I use Phoenix to refer to the giant megalopolitan area in which I live. There are many cities that comprise this metropolitan area, and I don’t live in Phoenix – I live in Tempe. But it’s just a lot easier to say Phoenix. I don’t find it worth the effort to explain the subtle differences between one crap town and another in this gigantic sprawlopolis of sameness.

5. And you live there because?

My Better Half™ is in graduate school here. We’re out of here as soon as that’s done, should fate allow.
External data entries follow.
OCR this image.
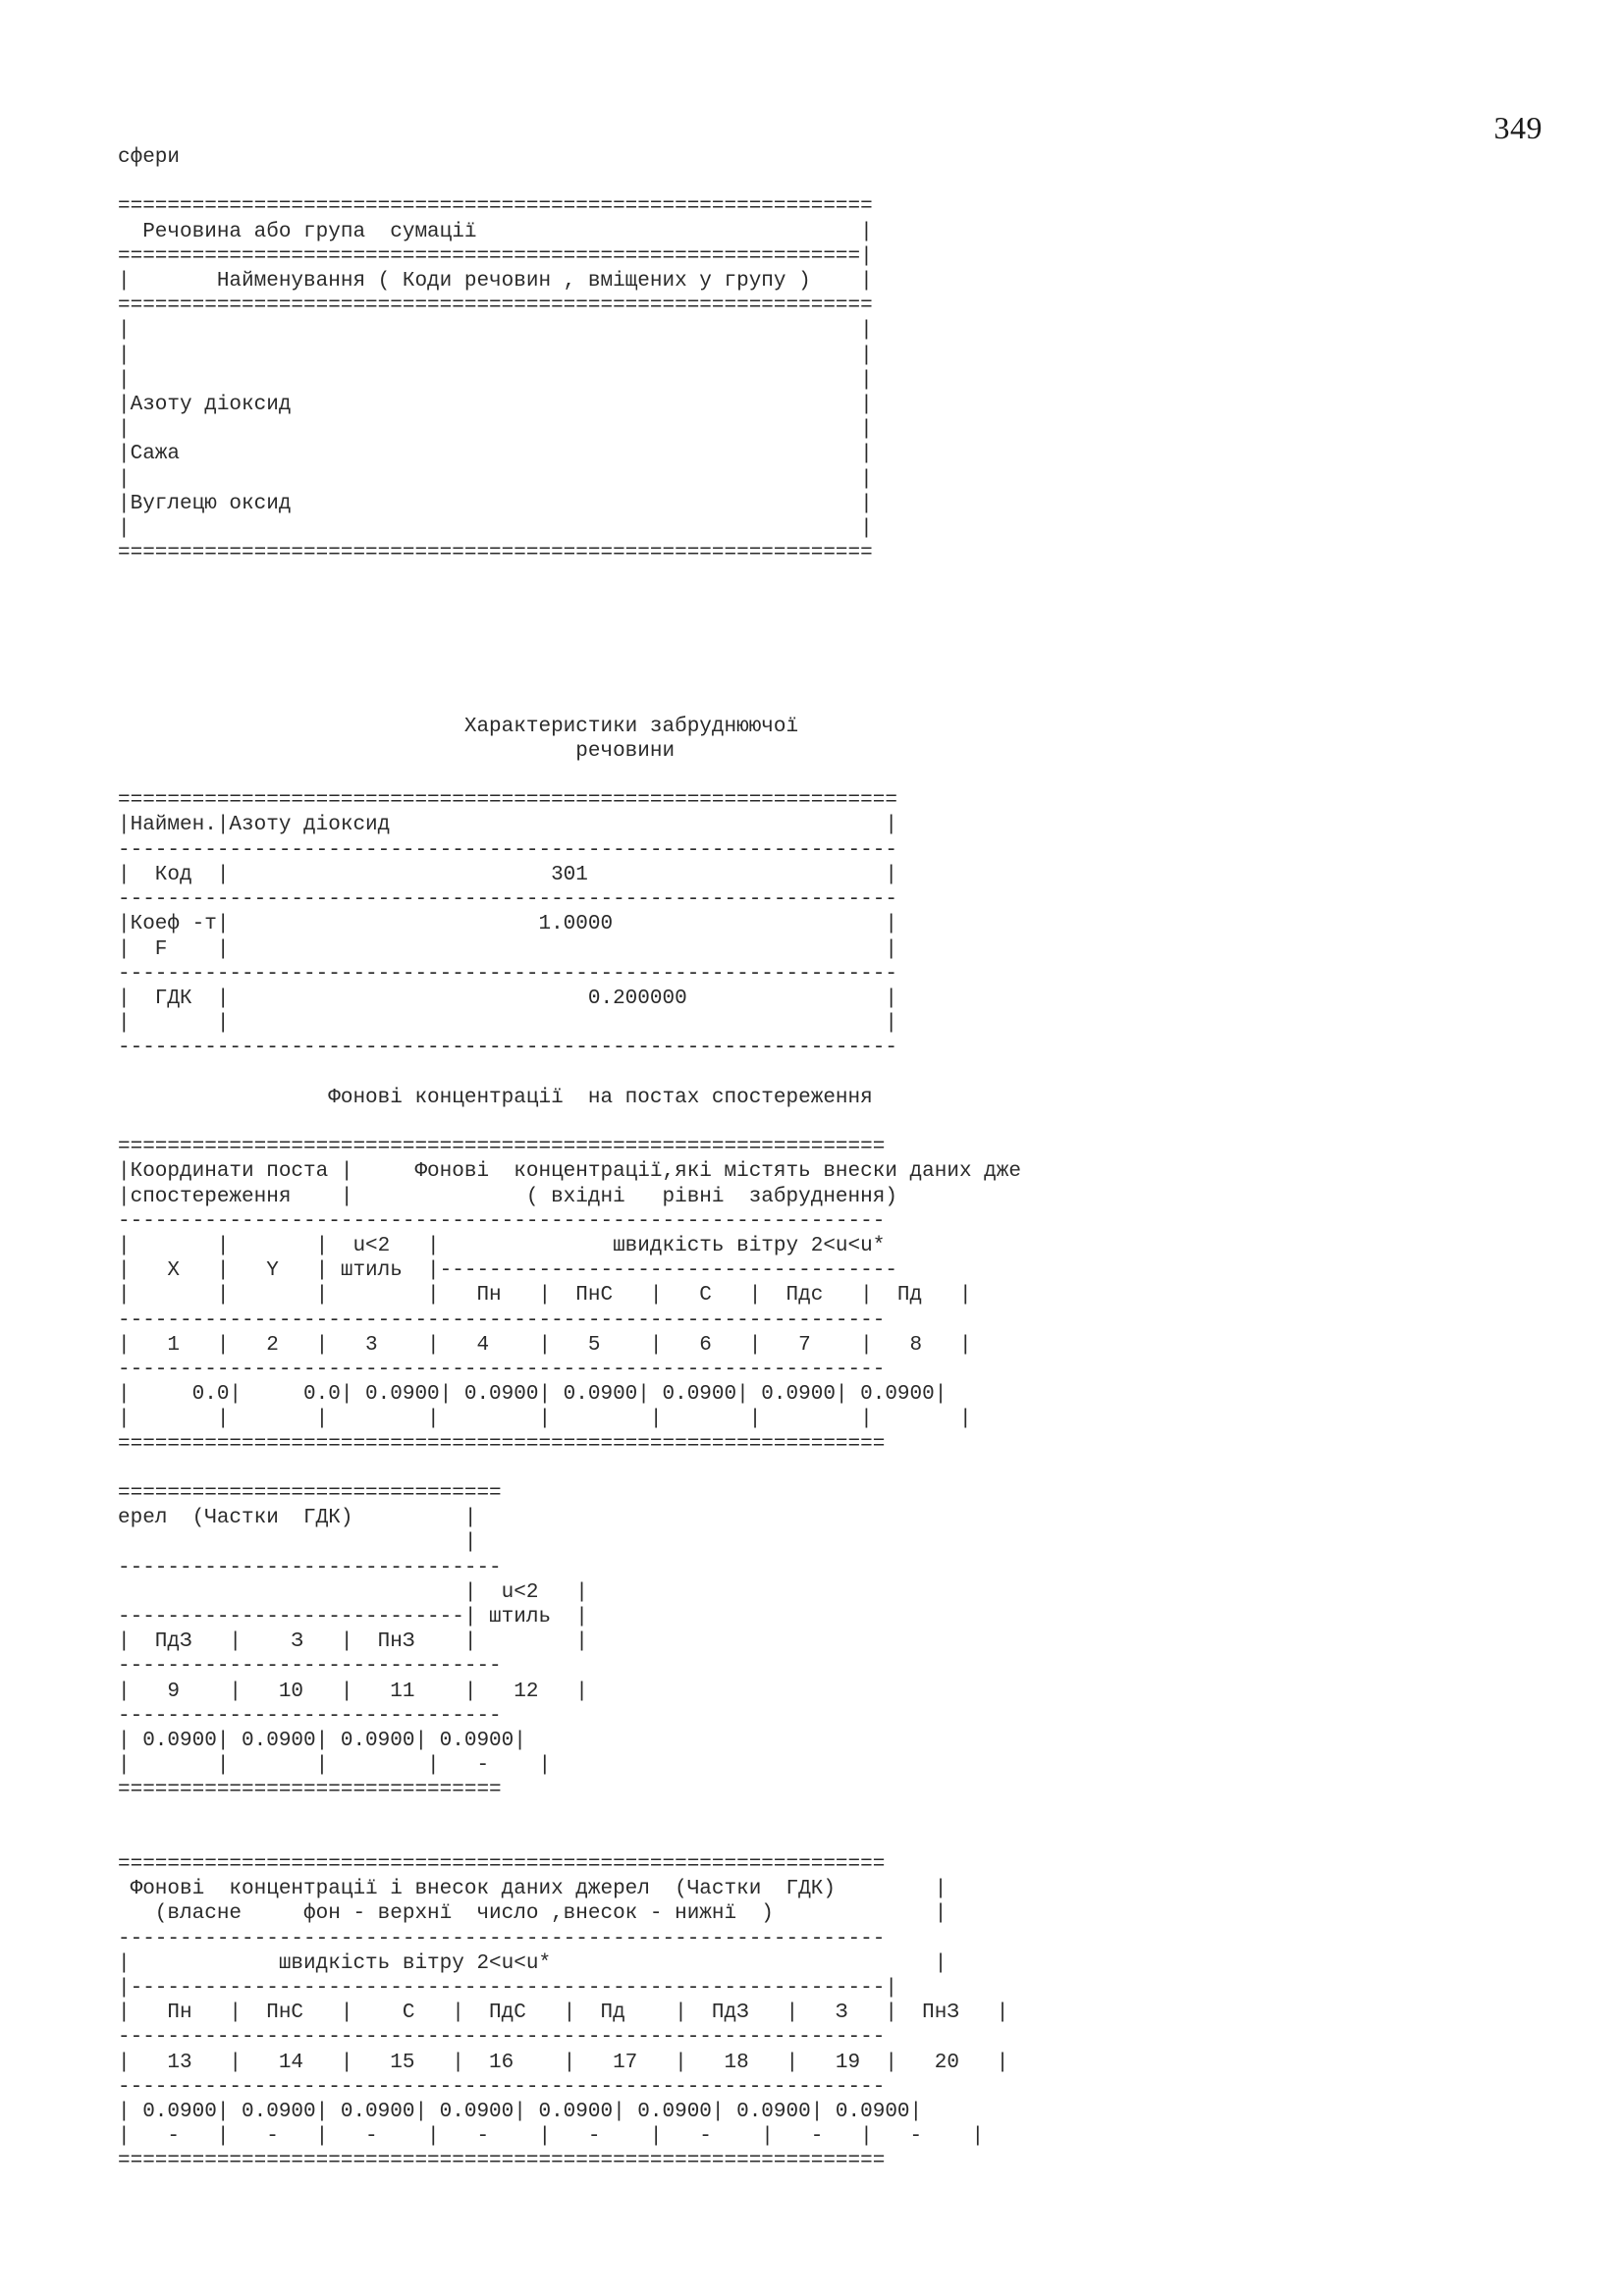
349
сфери

=============================================================
Речовина або група  сумації                               |
============================================================|
|       Найменування ( Коди речовин , вміщених у групу )    |
=============================================================
|                                                           |
|                                                           |
|                                                           |
|Азоту діоксид                                              |
|                                                           |
|Сажа                                                       |
|                                                           |
|Вуглецю оксид                                              |
|                                                           |
=============================================================

Характеристики забруднюючої
речовини

===============================================================
|Наймен.|Азоту діоксид                                        |
---------------------------------------------------------------
|  Код  |                          301                        |
---------------------------------------------------------------
|Коеф -т|                         1.0000                      |
|  F    |                                                     |
---------------------------------------------------------------
|  ГДК  |                             0.200000                |
|       |                                                     |
---------------------------------------------------------------

Фонові концентрації  на постах спостереження

==============================================================
|Координати поста |     Фонові  концентрації,які містять внески даних дже
|спостереження    |              ( вхідні   рівні  забруднення)
--------------------------------------------------------------
|       |       |  u<2   |              швидкість вітру 2<u<u*
|   X   |   Y   | штиль  |-------------------------------------
|       |       |        |   Пн   |  ПнС   |   С   |  Пдс   |  Пд   |
--------------------------------------------------------------
|   1   |   2   |   3    |   4    |   5    |   6   |   7    |   8   |
--------------------------------------------------------------
|     0.0|     0.0| 0.0900| 0.0900| 0.0900| 0.0900| 0.0900| 0.0900|
|       |       |        |        |        |       |        |       |
==============================================================

===============================
ерел  (Частки  ГДК)         |
|
-------------------------------
|  u<2   |
----------------------------| штиль  |
|  ПдЗ   |    З   |  ПнЗ    |        |
-------------------------------
|   9    |   10   |   11    |   12   |
-------------------------------
| 0.0900| 0.0900| 0.0900| 0.0900|
|       |       |        |   -    |
===============================

==============================================================
Фонові  концентрації і внесок даних джерел  (Частки  ГДК)        |
(власне     фон - верхнї  число ,внесок - нижнї  )             |
--------------------------------------------------------------
|            швидкість вітру 2<u<u*                               |
|-------------------------------------------------------------|
|   Пн   |  ПнС   |    С   |  ПдС   |  Пд    |  ПдЗ   |   З   |  ПнЗ   |
--------------------------------------------------------------
|   13   |   14   |   15   |  16    |   17   |   18   |   19  |   20   |
--------------------------------------------------------------
| 0.0900| 0.0900| 0.0900| 0.0900| 0.0900| 0.0900| 0.0900| 0.0900|
|   -   |   -   |   -    |   -    |   -    |   -    |   -   |   -    |
==============================================================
6. So you’d rather be in….?

I’d rather live closer to family and friends. I’d rather live in a small rural town that allows access to the outdoors. We prefer to be able to walk our dogs for miles on end hiking through forests and mountains, bike to where we need to go,  enjoy four distinct seasons, and just basically enjoy a higher quality of life. 

7. What do you do?

I work in museums and archives, doing behind-the-scenes stuff. It sounds cooler than it is, trust me. I end up doing a lot of boring stuff – technical writing, database administration and configuration, data entry, and arguing with blue-haired old bats who often do more harm than good. After getting laid off by the last museum where I worked, I worked for yet another poorly managed (though not underfunded) nonprofit before cutting my losses, calling my museum career’s time of death, and heading for academia until I can make a living at napping this writing thing. 

Best decision. Ever.

8. And in your spare time?

What is this “spare time” to which you refer? While I firmly believe in working to live (rather than living to work), working in non-profits means that I spend a lot more time than the average person working b/c nonprofits generally can’t afford adequate staffing to accomplish all that needs to be done. But in my spare time, I love to nap with my baby or just generally hang out with her, escape the urban environs and hike with my dogs at higher elevation forests where it’s 20-30 degrees cooler, cook and bake, garden, read, analyze reality tv, and do nature/landscape photography. Mostly I love to read and write, which is how this blog got started.

9. Where’d you get your awesome-ass logo? 

My friend, the totally awesome Chris Piascik made it for me, that’s where. 

10. Which superhero would you rather be? Superman or Batman?

Batman, duh! Mostly because he comes with a sidekick, but also because he makes his own destiny as a mere mortal, it’s not just a product of some supernatural power.

11. What would your hip hop name be?

G Wiz.


That’s all the time we’ve got folks, cause this list? It goes to 11.